Reputation: 561
This is my situation: I have a string representing a text
string myText = "Text to analyze for words, bar, foo";
And a list of words to search for in it
List<string> words = new List<string> {"foo", "bar", "xyz"};
I'd want to know the most efficient method, if exists, to get the list of the words contained in the text, something like that:
List<string> matches = myText.findWords(words)
Upvotes: 10
Views: 6887
Reputation: 8208
Here's a simple solution that accounts for whitespace and punctuation:
static void Main(string[] args)
{
string sentence = "Text to analyze for words, bar, foo";
var words = Regex.Split(sentence, @"\W+");
var searchWords = new List<string> { "foo", "bar", "xyz" };
var foundWords = words.Intersect(searchWords);
foreach (var item in foundWords)
{
Console.WriteLine(item);
}
Console.ReadLine();
}
Upvotes: 0
Reputation: 670
A Regex solution
var words = new string[]{"Lucy", "play", "soccer"};
var text = "Lucy loves going to the field and play soccer with her friend";
var match = new Regex(String.Join("|",words)).Match(text);
var result = new List<string>();
while (match.Success) {
result.Add(match.Value);
match = match.NextMatch();
}
//Result ["Lucy", "play", "soccer"]
Upvotes: 3
Reputation: 149538
You can use a HashSet<string>
and intersect both collections:
string myText = "Text to analyze for words, bar, foo";
string[] splitWords = myText.Split(' ', ',');
HashSet<string> hashWords = new HashSet<string>(splitWords,
StringComparer.OrdinalIgnoreCase);
HashSet<string> words = new HashSet<string>(new[] { "foo", "bar" },
StringComparer.OrdinalIgnoreCase);
hashWords.IntersectWith(words);
Upvotes: 5
Reputation: 9041
Playing off of the idea that you want to be able to use myText.findWords(words)

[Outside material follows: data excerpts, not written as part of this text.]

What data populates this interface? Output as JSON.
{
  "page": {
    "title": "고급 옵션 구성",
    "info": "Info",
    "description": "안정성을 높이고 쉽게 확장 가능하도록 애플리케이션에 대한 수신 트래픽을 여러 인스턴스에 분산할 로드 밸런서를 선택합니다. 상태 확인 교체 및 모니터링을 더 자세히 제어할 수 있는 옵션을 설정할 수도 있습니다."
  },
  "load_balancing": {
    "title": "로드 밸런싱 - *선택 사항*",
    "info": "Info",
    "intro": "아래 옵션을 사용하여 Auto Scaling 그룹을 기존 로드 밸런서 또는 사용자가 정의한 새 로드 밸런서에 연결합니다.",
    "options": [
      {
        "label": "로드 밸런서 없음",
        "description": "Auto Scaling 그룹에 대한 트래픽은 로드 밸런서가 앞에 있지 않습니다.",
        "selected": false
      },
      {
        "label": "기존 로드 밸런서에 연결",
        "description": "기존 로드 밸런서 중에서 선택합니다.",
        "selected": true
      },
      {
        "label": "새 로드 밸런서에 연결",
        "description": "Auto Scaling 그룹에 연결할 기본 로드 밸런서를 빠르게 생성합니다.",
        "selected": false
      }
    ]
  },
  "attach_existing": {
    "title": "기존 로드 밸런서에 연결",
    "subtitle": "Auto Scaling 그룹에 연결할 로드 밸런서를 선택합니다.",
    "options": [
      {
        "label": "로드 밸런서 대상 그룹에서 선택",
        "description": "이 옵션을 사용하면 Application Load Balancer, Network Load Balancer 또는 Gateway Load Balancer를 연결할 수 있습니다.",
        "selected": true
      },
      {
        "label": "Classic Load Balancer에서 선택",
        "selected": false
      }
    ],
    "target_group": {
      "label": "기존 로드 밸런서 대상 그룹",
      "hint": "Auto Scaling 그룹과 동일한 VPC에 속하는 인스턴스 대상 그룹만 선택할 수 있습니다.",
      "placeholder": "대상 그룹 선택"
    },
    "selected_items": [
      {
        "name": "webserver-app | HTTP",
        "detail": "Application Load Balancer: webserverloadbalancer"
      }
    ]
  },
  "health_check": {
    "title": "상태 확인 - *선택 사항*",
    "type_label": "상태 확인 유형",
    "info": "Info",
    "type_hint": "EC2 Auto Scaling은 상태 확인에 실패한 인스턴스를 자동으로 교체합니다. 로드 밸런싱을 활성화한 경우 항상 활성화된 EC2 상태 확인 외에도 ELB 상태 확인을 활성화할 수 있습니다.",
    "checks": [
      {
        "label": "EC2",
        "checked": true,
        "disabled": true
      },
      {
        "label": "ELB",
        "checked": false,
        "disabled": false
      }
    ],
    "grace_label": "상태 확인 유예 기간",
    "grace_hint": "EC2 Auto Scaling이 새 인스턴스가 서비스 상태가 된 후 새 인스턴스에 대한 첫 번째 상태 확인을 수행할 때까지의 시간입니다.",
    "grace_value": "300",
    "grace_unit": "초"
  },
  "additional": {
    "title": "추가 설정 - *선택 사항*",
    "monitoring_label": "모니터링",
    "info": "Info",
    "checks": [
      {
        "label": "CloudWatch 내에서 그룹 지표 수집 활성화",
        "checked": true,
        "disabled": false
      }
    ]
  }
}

, you can make an extension method to the String class to do just what you want.
public static class StringExtentions
{
public static List<string> findWords(this string str, List<string> words)
{
return words.Where(str.Contains).ToList();
}
}
Usage:
string myText = "Text to analyze for words, bar, foo";
List<string> words = new List<string> { "foo", "bar", "xyz" };
List<string> matches = myText.findWords(words);
Console.WriteLine(String.Join(", ", matches.ToArray()));
Console.ReadLine();
Results:
foo, bar
Upvotes: 0
Reputation: 32481
There is no special analysis in this query except you have to use Contains
method. So you may try this:
string myText = "Text to analyze for words, bar, foo";
List<string> words = new List<string> { "foo", "bar", "xyz" };
var result = words.Where(i => myText.Contains(i)).ToList();
//result: bar, foo
Upvotes: 9